Wanneer een
raam
door
roeden
onderverdeeld wordt,
is dit meestal volgens een regelmatig patroon. Een
kleine roedenverdeling
bevat per raam ruitjes die allemaal
even groot zijn. Toen grote ruiten in zwang kwamen, wilde
men op sommige plaatsen toch iets van een onderverdeling behouden,
vooral in
bovenlichten
en
glasdeuren
werd één
plaat glas vaak toch te saai gevonden.
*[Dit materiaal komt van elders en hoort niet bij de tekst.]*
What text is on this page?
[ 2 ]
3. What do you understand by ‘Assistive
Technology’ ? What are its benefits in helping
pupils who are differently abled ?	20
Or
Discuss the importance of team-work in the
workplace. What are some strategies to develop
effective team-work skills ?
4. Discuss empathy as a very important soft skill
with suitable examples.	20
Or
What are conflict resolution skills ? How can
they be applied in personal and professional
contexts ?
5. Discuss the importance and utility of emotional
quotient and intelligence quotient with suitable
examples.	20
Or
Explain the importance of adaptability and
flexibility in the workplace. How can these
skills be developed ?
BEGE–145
Vooral in de eerste
helft van de 20e eeuw zien we regelmatig een patroon dat doet denken aan
een ouderwets schoolschrift met kantlijnen.
Er is wel een grote ruit, maar deze
is aan alle kanten omzoomd door smalle stroken glas.
Die vormen als het ware een 'marge'.
Wanneer de vier roeden rechtdoor lopen, zien we rond
de hoofdruit vier smalle ruiten en in de hoeken vier kleine vierkante ruitjes.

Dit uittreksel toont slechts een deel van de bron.